Jeffrey Kightlinger, general manager of the Metropolitan Water District of Southern California, stated that, “We are pleased that the Supreme Court took the appropriate step by denying to review this case, reaffirming a major legal victory for Metropolitan and its member public agencies, that directly or through their own sub-agencies provide water to nearly 19 million residents throughout Southern California.
“As directed by the appellate court, certain matters in the case will now be remanded to the trial court for redetermination. This may provide further financial relief for Metropolitan and its member agencies.”
But the Water Authority is claiming victory over MWD for three other litigated matters:
- MWD must pay the Water Authority approximately $51 million for so-called “Water Stewardship” charges MWD added to the transportation rates it charged the Water Authority from 2011-2014; the trial court will determine the final amount of damages, including pre- and post-judgment interest, on remand. The decision prevents MWD from imposing more than $20 million in illegal charges annually going forward. Through 2047, those unlawful charges would have amounted to approximately $1.1 billion.
- MWD unlawfully under-calculated the Water Authority’s statutory water right to MWD’s water supply; properly calculated, the Water Authority will be entitled to approximately 100,000 acre-feet of additional MWD water annually – about twice the production of the $1 billion Claude “Bud” Lewis Carlsbad Seawater Desalination Plant.
- A contract clause MWD used to disqualify local water supply projects in San Diego County from receiving funding from MWD was unconstitutional. Funding under MWD’s Local Resources Program is from rates charged by MWD. No agency has paid a greater share of MWD’s local projects’ funding. Yet, MWD used the illegal contract clause to prohibit the Water Authority and its member agencies from receiving funds for projects in San Diego County.
“While we hoped that the state Supreme Court would strike down all of MWD’s monopolistic rates, our lawsuits have produced noteworthy victories for San Diego County residents – rights to significantly more MWD water, a determination that MWD breached its contract with the Water Authority, and a ruling that MWD illegally collected tens of millions of dollars in overcharges from our region,” said Mark Muir, chair of the Water Authority’s Board of Directors. “In addition, MWD will be prevented from collecting an estimated $1.1 billion in illegal charges over several decades.
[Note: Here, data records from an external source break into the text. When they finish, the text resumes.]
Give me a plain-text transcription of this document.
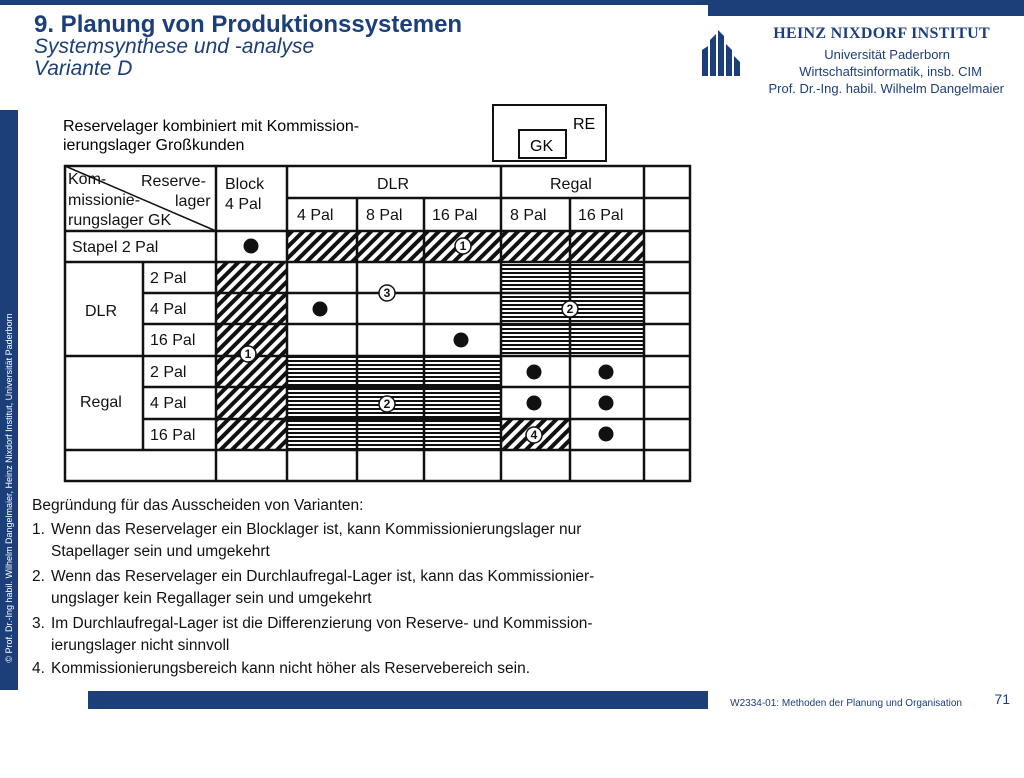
9. Planung von Produktionssystemen
Systemsynthese und -analyse
Variante D
HEINZ NIXDORF INSTITUT
Universität Paderborn
Wirtschaftsinformatik, insb. CIM
Prof. Dr.-Ing. habil. Wilhelm Dangelmaier
© Prof. Dr.-Ing habil. Wilhelm Dangelmaier, Heinz Nixdorf Institut, Universität Paderborn
Reservelager kombiniert mit Kommission-
ierungslager Großkunden
RE
GK
Kom- Reserve-
missionie- lager
rungslager GK
Block
4 Pal
DLR	Regal
4 Pal 8 Pal 16 Pal 8 Pal 16 Pal
Stapel 2 Pal
DLR
Regal
2 Pal
4 Pal
16 Pal
2 Pal
4 Pal
16 Pal
1
3
2
1
2
4
Begründung für das Ausscheiden von Varianten:
1. Wenn das Reservelager ein Blocklager ist, kann Kommissionierungslager nur
Stapellager sein und umgekehrt
2. Wenn das Reservelager ein Durchlaufregal-Lager ist, kann das Kommissionier-
ungslager kein Regallager sein und umgekehrt
3. Im Durchlaufregal-Lager ist die Differenzierung von Reserve- und Kommission-
ierungslager nicht sinnvoll
4. Kommissionierungsbereich kann nicht höher als Reservebereich sein.
W2334-01: Methoden der Planung und Organisation	71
Also to be yet determined by a trial court is which side – or neither side – pays for the legal fees each water entity has incurred. Though this and some other minor issues still await determination by the courts, MWD’s Kightlinger summed up his agency’s viewpoint on the overall matter saying:
“After prevailing on the major legal and financial issues in this litigation, we believe it’s time to move on to more productive activities on behalf of our member agencies and the Southern California region. … We remain committed to working toward real solutions for our future water needs and invite the Water Authority to join as a cooperative partner.”